European Governance of Health Crisis and Disaster Management
Concepts, Tools and Processes
A symposium jointly organized by Mark L. Flear (Queen’s University Belfast) and Anniek de Ruijter (Amsterdam)
Over the past decade we have witnessed an increased readiness and growing infrastructure on the part of ‘Europe’ (EU, Council of Europe and WHO) to engage in emergency governance. Many, if not most, of the key examples centre on or implicate public health. Preparedness planning for terrorist attacks and pandemics provides perhaps the most obvious and recurrent example. But there is also the ongoing migration crisis, affecting the southern fringes of the EU in particular. Volcanic eruptions have grounded air travel for fear of lost lives from planes falling from the sky. And further back, BSE/CJD led to fears of an impact on human health as a result of farming techniques for cows. Aspects of the EU’s developing infrastructure and engagement with these issues have been touched upon within legal scholarship. However, there has been little attempt to map and unpack European governance of health crises and disaster management (EHCDM). This symposium attempts to provide the groundwork for such an enterprise and from there to contribute towards an awareness and reflection with regard to the common core norms and values that shape the mechanisms that underpin future responses to emergencies in Europe. The symposium does this by asking its participants to consider the norms and values embedded within the concepts, tools and processes of EHCDM and to reflect on how and to what extent these represent a distinctly ‘European’ approach. Participants will speak to one of these frames.

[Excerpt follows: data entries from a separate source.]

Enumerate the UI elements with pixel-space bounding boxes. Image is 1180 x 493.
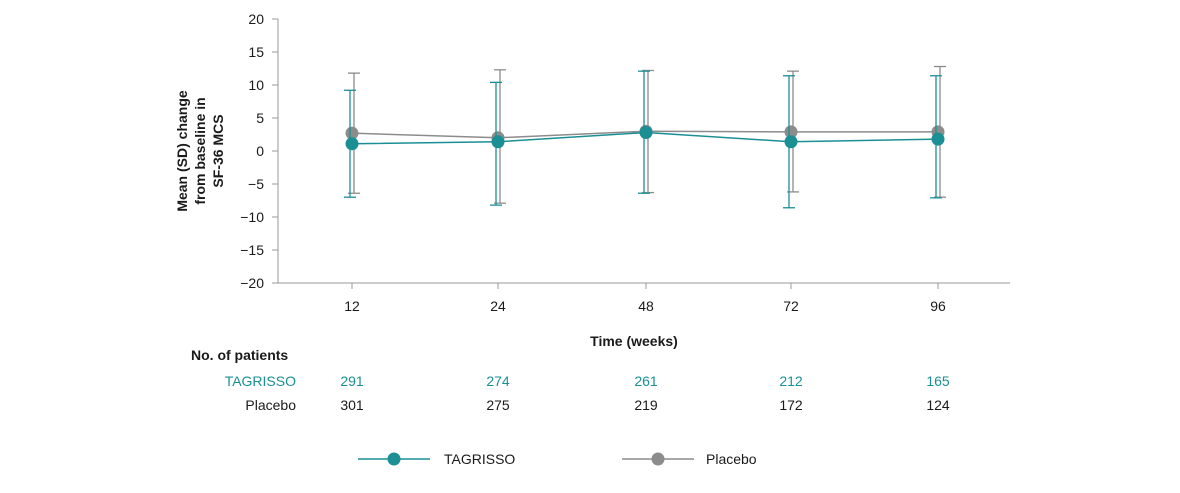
legend-label: Placebo — [706, 451, 757, 467]
legend: TAGRISSO Placebo — [358, 451, 757, 467]
patients-row-label: Placebo — [245, 397, 296, 413]
patients-count: 212 — [779, 373, 803, 389]
patients-count: 291 — [340, 373, 364, 389]
y-tick-label: −15 — [240, 242, 264, 258]
y-axis-title-line: from baseline in — [192, 97, 208, 204]
y-tick-label: −10 — [240, 209, 264, 225]
y-tick-label: 0 — [256, 143, 264, 159]
series-layer — [344, 65, 946, 209]
legend-item-placebo: Placebo — [622, 451, 757, 467]
patients-count: 275 — [486, 397, 510, 413]
x-tick-label: 96 — [930, 298, 946, 314]
x-tick-label: 72 — [783, 298, 799, 314]
x-tick-label: 12 — [344, 298, 360, 314]
data-point — [931, 132, 945, 146]
y-tick-label: 15 — [248, 44, 264, 60]
patients-count: 274 — [486, 373, 510, 389]
data-point — [345, 137, 359, 151]
y-tick-label: −20 — [240, 275, 264, 291]
y-tick-label: 5 — [256, 110, 264, 126]
y-tick-label: −5 — [248, 176, 264, 192]
legend-item-tagrisso: TAGRISSO — [358, 451, 515, 467]
data-point — [784, 135, 798, 149]
patients-count: 172 — [779, 397, 803, 413]
y-axis-ticks: 20 15 10 5 0 −5 −10 −15 −20 — [240, 11, 278, 291]
data-point — [491, 135, 505, 149]
patients-row-label: TAGRISSO — [225, 373, 296, 389]
patients-count: 219 — [634, 397, 658, 413]
patients-count: 124 — [926, 397, 950, 413]
y-tick-label: 10 — [248, 77, 264, 93]
series-tagrisso — [344, 70, 945, 209]
y-tick-label: 20 — [248, 11, 264, 27]
data-point — [639, 126, 653, 140]
patients-table: No. of patients TAGRISSO 291 274 261 212 165 Pl… — [191, 347, 950, 413]
y-axis-title-line: SF-36 MCS — [210, 114, 226, 187]
patients-count: 165 — [926, 373, 950, 389]
data-point — [345, 126, 359, 140]
y-axis-title: Mean (SD) change from baseline in SF-36 MC… — [174, 90, 226, 212]
x-tick-label: 48 — [638, 298, 654, 314]
x-axis-title: Time (weeks) — [590, 333, 678, 349]
x-axis-ticks: 12 24 48 72 96 — [344, 283, 946, 314]
patients-title: No. of patients — [191, 347, 288, 363]
data-point — [784, 125, 798, 139]
patients-count: 261 — [634, 373, 658, 389]
patients-count: 301 — [340, 397, 364, 413]
y-axis-title-line: Mean (SD) change — [174, 90, 190, 212]
legend-marker — [651, 452, 665, 466]
legend-label: TAGRISSO — [444, 451, 515, 467]
legend-marker — [387, 452, 401, 466]
x-tick-label: 24 — [490, 298, 506, 314]
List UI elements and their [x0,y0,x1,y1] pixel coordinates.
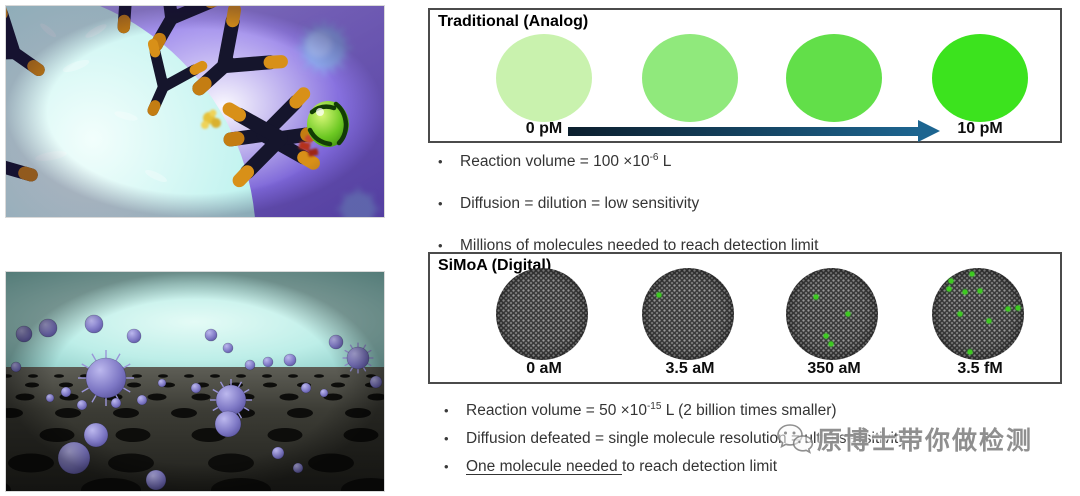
digital-bullet-list: Reaction volume = 50 ×10-15 L (2 billion… [438,401,1080,485]
analog-panel-title: Traditional (Analog) [438,13,589,30]
active-well-dot [957,311,963,317]
active-well-dot [967,349,973,355]
antibody-cell-image [5,5,385,218]
antibody-cell-render [6,6,384,217]
analog-concentration-label: 10 pM [957,120,1003,137]
active-well-dot [1005,306,1011,312]
active-well-dot [1015,305,1021,311]
active-well-dot [845,311,851,317]
concentration-arrow [568,127,920,136]
bullet-item: Millions of molecules needed to reach de… [432,236,1080,255]
active-well-dot [813,294,819,300]
bullet-item: Diffusion = dilution = low sensitivity [432,194,1080,213]
bead-microwell-render [6,272,384,491]
digital-concentration-label: 3.5 aM [665,360,715,377]
analog-circle [496,34,592,122]
bullet-item: Reaction volume = 100 ×10-6 L [432,152,1080,171]
active-well-dot [977,288,983,294]
active-well-dot [948,278,954,284]
digital-circle [786,268,878,360]
digital-panel: SiMoA (Digital) 0 aM 3.5 aM 350 aM 3.5 f… [428,252,1062,384]
bead-microwell-image [5,271,385,492]
active-well-dot [946,286,952,292]
analog-panel: Traditional (Analog) 0 pM 10 pM [428,8,1062,143]
digital-concentration-label: 3.5 fM [957,360,1003,377]
concentration-arrow-head [918,120,940,142]
digital-circle [932,268,1024,360]
digital-concentration-label: 0 aM [526,360,562,377]
digital-circle [642,268,734,360]
active-well-dot [986,318,992,324]
active-well-dot [656,292,662,298]
analog-bullet-list: Reaction volume = 100 ×10-6 L Diffusion … [432,152,1080,278]
vignette-overlay [6,272,384,491]
analog-circle [642,34,738,122]
analog-concentration-label: 0 pM [525,120,563,137]
analog-circle [932,34,1028,122]
vignette-overlay [6,6,384,217]
active-well-dot [823,333,829,339]
active-well-dot [969,271,975,277]
active-well-dot [962,289,968,295]
active-well-dot [828,341,834,347]
bullet-item: Reaction volume = 50 ×10-15 L (2 billion… [438,401,1080,420]
bullet-item: One molecule needed to reach detection l… [438,457,1080,476]
digital-panel-title: SiMoA (Digital) [438,257,552,274]
bullet-item: Diffusion defeated = single molecule res… [438,429,1080,448]
analog-circle [786,34,882,122]
digital-concentration-label: 350 aM [807,360,861,377]
digital-circle [496,268,588,360]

Through attention to these frames, the symposium intends to provide a platform for exploring the key governance elements of EHCDM through several theoretical and analytical approaches, while highlighting the importance of interdisciplinary analyses. Participants will provide a conceptual history of EHCDM, shedding light on how key regulatory and administrative tools have developed against the backdrop of scientific and social-political change, and how they have been utilized in practice. A focus on these elements also attends to the social, historical and political situatedness of EHCDM, making clear the need to develop new approaches that can adapt to developments in scientific-technical knowledge and society. The intention is to publish contributions from the symposium in a peer-reviewed edited collection or in a special issue for a high-impact journal with a leading publisher.